El veto a Pablo Iglesias

20/07/2019

Si vetas al líder de un partido del que pretendes que te preste sus escaños para investirte como presidente, has roto entonces los puentes por completo. Si atacas al jefe de filas, lo haces a la organización al completo. Es una jugada del ajedrez político, la de Pedro Sánchez contra Podemos, tan clásica como burda. ¿Qué sentido tendría que Pablo Iglesias dijese ahora que con Sánchez en La Moncloa ni hablar? Ninguno. Pues lo mismo sucede con el veto de Sánchez a Iglesias. Sin embargo, este ha renunciado en aras de facilitar una coalición de izquierdas en el poder.

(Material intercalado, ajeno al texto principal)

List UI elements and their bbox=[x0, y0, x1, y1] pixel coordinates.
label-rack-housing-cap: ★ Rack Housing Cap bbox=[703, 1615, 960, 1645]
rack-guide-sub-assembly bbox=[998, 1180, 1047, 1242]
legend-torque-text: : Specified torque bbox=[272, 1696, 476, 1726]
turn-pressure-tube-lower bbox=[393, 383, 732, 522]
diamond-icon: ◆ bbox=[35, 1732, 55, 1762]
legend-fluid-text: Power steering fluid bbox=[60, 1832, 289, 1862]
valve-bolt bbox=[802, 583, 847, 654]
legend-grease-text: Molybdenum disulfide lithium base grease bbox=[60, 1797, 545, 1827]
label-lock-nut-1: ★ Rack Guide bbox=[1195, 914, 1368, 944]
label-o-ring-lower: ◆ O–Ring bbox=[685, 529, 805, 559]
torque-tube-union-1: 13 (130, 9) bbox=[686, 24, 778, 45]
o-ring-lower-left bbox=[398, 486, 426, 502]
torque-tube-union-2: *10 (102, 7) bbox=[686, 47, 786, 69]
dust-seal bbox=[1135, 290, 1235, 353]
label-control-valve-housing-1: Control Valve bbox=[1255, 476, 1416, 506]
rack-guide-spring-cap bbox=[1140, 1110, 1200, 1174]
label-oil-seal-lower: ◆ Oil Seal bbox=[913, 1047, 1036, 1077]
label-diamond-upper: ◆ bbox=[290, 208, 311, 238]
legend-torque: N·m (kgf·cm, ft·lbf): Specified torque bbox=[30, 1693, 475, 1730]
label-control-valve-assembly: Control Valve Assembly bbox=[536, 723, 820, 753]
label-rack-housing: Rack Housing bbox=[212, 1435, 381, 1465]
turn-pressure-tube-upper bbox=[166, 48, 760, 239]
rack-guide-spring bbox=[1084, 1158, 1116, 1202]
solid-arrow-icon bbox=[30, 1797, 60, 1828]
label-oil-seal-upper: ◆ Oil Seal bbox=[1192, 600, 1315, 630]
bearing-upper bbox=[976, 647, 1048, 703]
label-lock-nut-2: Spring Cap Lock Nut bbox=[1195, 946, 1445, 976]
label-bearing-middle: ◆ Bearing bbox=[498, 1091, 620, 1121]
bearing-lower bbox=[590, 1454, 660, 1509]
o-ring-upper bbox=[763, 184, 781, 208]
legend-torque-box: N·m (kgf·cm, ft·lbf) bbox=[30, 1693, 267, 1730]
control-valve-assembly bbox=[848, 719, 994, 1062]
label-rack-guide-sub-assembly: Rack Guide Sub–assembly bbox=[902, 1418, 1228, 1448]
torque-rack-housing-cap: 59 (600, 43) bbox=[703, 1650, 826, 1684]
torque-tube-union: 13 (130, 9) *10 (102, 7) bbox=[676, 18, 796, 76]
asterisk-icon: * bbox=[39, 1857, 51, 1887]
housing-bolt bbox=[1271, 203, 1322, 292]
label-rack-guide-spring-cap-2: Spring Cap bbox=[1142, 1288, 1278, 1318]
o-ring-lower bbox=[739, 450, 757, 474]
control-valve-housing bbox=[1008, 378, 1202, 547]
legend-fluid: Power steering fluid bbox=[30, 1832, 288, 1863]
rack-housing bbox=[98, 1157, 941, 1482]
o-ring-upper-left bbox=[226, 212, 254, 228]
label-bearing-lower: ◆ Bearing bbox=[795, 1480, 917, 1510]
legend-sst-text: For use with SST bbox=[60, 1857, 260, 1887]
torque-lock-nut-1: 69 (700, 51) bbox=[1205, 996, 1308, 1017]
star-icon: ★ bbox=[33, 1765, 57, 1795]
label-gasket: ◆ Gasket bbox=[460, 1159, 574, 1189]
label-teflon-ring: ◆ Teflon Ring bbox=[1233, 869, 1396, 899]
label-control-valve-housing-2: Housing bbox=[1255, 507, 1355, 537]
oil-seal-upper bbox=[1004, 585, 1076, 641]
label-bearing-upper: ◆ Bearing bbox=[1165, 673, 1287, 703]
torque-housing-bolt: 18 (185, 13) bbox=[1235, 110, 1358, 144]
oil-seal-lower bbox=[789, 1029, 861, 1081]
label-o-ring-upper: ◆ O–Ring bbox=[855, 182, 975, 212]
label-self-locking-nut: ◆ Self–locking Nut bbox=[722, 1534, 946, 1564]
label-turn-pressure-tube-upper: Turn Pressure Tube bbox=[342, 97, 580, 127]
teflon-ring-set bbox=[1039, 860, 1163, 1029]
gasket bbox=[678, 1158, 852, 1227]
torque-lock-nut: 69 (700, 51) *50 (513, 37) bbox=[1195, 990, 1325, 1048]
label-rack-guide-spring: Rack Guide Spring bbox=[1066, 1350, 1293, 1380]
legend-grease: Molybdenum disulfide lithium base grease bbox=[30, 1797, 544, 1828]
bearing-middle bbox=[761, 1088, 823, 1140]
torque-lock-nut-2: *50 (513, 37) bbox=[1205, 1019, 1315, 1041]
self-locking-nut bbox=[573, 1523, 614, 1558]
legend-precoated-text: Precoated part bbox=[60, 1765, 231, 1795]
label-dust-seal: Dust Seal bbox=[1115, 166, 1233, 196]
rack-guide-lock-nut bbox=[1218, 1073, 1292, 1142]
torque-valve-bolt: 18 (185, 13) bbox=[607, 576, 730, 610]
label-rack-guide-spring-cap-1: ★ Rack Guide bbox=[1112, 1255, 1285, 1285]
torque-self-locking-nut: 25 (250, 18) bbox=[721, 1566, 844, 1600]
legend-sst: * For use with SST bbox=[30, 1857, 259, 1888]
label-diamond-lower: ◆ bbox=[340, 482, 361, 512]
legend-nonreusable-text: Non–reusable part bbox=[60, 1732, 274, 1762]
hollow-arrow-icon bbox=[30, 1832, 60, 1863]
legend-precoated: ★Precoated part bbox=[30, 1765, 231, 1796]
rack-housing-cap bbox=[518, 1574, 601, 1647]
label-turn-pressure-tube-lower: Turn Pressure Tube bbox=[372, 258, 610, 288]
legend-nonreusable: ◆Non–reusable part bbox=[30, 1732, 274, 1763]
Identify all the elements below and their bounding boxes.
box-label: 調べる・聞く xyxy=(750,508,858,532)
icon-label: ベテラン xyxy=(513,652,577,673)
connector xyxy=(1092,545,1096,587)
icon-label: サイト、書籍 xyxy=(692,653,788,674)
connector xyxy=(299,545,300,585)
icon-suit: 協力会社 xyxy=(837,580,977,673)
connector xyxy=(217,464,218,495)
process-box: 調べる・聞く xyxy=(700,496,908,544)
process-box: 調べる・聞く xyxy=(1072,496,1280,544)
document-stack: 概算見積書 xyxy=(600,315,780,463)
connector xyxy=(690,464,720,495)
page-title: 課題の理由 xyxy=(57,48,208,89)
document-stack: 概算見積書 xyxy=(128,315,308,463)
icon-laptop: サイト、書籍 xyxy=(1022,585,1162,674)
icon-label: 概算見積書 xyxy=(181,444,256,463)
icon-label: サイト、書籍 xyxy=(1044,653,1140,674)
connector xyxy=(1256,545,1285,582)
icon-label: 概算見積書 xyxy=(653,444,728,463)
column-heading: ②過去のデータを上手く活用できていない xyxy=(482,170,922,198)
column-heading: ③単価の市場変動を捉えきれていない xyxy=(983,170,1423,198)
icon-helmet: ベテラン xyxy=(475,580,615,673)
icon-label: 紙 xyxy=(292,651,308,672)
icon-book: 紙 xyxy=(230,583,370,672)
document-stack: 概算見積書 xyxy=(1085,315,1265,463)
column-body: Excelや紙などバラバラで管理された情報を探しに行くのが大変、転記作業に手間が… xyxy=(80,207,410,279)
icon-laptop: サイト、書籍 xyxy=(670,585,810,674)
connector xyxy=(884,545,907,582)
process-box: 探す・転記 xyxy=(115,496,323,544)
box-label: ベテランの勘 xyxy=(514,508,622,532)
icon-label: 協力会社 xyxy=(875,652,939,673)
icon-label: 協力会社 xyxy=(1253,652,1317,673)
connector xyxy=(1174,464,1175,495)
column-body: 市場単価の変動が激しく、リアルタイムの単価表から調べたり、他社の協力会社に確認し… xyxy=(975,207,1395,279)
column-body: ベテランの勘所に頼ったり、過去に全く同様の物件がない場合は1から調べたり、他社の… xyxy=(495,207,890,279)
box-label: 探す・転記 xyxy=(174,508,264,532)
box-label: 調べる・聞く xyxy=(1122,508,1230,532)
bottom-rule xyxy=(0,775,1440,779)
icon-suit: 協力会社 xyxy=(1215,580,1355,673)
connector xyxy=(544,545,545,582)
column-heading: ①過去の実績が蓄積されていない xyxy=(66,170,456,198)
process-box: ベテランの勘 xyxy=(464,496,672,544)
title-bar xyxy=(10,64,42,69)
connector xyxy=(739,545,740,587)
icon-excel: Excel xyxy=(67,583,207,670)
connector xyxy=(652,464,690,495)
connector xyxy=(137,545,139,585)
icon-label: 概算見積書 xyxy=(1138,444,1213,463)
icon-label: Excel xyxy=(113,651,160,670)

La táctica del PSOE ha sido por último arrinconar a Podemos. Retornar a un pasado supuestamente idílico en el que el PSOE represente prácticamente a toda la izquierda y si acaso hubiese un partido residual a su izquierda al estilo de IU con Gaspar Llamazares. Y poco más. En el archipiélago lo vimos hace poco cuando el PSOE trató de laminar en Gran Canaria a Nueva Canarias a cuenta de las alianzas variopintas en Telde y Santa Lucía que el PSOE intentó con las derechas, por no citar el caso de Teror y, sobre todo, Arucas donde el socialismo pudo ahí pactar con diversas opciones y se decantó por el PP. No fue casualidad. Como tampoco lo es ahora lo que acontece en Madrid.

«Vamos encaminados a un sistema de partidos con tres siglas importantes a nivel nacional tanto en la orilla ideológica de la derecha como el de la izquierda»

Las elecciones generales en noviembre son una oportunidad para el PP y Ciudadanos (que seguramente concurrirán juntos al Senado para hacerse con la mayoría absoluta en la Cámara Alta) al tiempo que abre una guerra dentro de la izquierda que a saber si tiene sus repercusiones en el resto del país. A fin de cuentas, no es normal que en el ámbito estatal se suscriban acuerdos en municipios (salvo en Gran Canaria) y comunidades autónomas entre el PSOE y las diversas izquierdas y luego, a la hora de la verdad, se ejecute un veto al máximo representante de Podemos. Es decir, gustará o no que Iglesias esté en La Moncloa, pero es congruente que participe del Gabinete si quieres que Podemos te apoye. Nada raro en otras latitudes europeas. Otra cosa es el temor fundado a que Iglesias desbanque en protagonismo a Sánchez.

Vamos encaminados a un sistema de partidos con tres siglas importantes a nivel nacional tanto en la orilla ideológica de la derecha como el de la izquierda. Bienvenidos al multipartidismo donde las reglas no son las de antaño. Y lo más seguro es que en los comicios generales de noviembre no se resuelva el sudoku de la gobernabilidad. El PSOE no obtendrá mayoría absoluta. Y puede que las derechas se rearmen. La táctica de Ferraz de dinamitar a tus socios potenciales no tiene sentido, salvo que hayan llamado a Gran Canaria y le hayan ofrecido una teoría que, por otra parte, recientemente fracasó. De hecho, el Gobierno en las islas de la izquierda plural con acento canario estuvo a punto de quebrarse. Aunque, bien mirado, en La Moncloa estarán a otra cosa.